The musical sensibility behind One River, however, is quite different from the one above, with little commonality other than a fine ear for the nature of sound architecture. It plays through as a single eponymous soundflow — predominantly serene with occasional undercurrents in dark water — minute moodswings keeping listening interesting. Long languorous tone-rays drawn out in mellifluous movements along the same songlines refract through slightly different processing prisms into seven variations. Solter finds felicitous floatpoint in alchemical transformations from base metals (guitar and bowed cymbals) whose provenance processing all but effaces.
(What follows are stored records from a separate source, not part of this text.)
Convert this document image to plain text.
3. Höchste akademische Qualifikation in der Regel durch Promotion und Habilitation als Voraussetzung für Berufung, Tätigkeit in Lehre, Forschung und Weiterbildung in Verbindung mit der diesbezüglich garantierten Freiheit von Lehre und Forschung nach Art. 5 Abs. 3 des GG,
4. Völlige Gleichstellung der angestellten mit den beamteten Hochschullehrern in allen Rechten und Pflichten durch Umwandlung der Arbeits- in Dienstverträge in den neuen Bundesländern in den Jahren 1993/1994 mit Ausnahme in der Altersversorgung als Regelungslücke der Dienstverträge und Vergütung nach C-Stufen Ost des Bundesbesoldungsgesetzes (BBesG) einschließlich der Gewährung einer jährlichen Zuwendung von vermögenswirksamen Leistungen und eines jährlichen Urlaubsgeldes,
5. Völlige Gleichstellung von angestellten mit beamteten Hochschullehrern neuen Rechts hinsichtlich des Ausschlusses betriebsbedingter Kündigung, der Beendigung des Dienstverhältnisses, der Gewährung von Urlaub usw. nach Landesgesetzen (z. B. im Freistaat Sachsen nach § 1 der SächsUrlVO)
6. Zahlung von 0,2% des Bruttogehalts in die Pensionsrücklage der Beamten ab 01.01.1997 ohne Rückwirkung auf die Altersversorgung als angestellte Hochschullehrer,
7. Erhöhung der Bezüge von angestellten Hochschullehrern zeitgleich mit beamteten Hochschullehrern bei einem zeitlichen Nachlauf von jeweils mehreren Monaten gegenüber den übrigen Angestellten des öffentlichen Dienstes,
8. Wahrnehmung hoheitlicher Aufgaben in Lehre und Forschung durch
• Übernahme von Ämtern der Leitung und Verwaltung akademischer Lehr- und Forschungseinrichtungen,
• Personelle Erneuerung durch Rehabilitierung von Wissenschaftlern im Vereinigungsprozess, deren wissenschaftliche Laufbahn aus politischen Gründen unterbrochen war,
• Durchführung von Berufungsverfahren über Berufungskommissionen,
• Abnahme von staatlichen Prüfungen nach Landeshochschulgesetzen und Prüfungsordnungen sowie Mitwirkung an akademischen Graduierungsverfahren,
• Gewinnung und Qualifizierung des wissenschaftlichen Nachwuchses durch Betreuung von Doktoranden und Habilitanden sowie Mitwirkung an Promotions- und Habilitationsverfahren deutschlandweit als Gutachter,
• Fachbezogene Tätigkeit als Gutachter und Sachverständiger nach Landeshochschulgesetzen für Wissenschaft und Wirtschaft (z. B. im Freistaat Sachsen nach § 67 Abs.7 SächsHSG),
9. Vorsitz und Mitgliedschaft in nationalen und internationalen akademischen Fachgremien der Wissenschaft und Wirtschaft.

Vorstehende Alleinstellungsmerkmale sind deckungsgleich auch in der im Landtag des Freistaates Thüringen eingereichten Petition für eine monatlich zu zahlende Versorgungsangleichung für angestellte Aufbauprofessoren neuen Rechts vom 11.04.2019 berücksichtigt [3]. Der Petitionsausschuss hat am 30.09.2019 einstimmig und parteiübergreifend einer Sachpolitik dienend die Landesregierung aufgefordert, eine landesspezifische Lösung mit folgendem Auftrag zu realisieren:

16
The post-ambient keynote is set with the opener, “Tarn,” an earth(l)y liquid of currents and meanders, possessed of a tired-sounding Lid-like lilt. Similarly Laudanum-laced, “Desert Trains” brings a strange cargo of longing and longueur, intoning the drone of nature, with maybe a more aerial vaporous inclination, motioning toward mile-high wide-open vistas, albeit not so much a blue-skied and clear aspect as one of nacreous clouds. The slow dissolve into “The Great Cold” finds melody sublimated, cleaving to a figureless field and ground, and, with “Antique Brothers” a further tilt toward Badalamentian brooding, suggestive of something unresolved playing at the periphery of an otherwise blithe centre. Elsewhere “Wave and Sepia Wire” is not without such passing moments inbetween, though throughout surfaces are translucent enough to coast over despite the odd eddies and counter-currents, and there is a returning to a lighter tenor in the prevailing soft enveloping habit and pastoral cadence of the closing pair, “Cypress Road” and “The Palace Wedding.”

A lulling affair of quiet majesty, at once glacial and warm, with a hymnal swell-relent dynamic, One River relaxes without being anodyne, retaining attention through certain incidences — a strange twist in pitch or key, a barely perceptible tinting or tainting of timbre here and there. Hidden Shoal has One Riverexploring the space between Brian Eno’s seminal Music For Airports and William Basinski’s contemporary classic The Disintegration Loops.” Tough acts to follow, and, even as influence and/or reference point, it’s a tribute to the artist that it does not seem incongruent for this work to be mentioned in the same breath.

For those who feel inclined, visual support comes in the form of an accompanying film, Twins and Wives, from Mark and Laura Solter.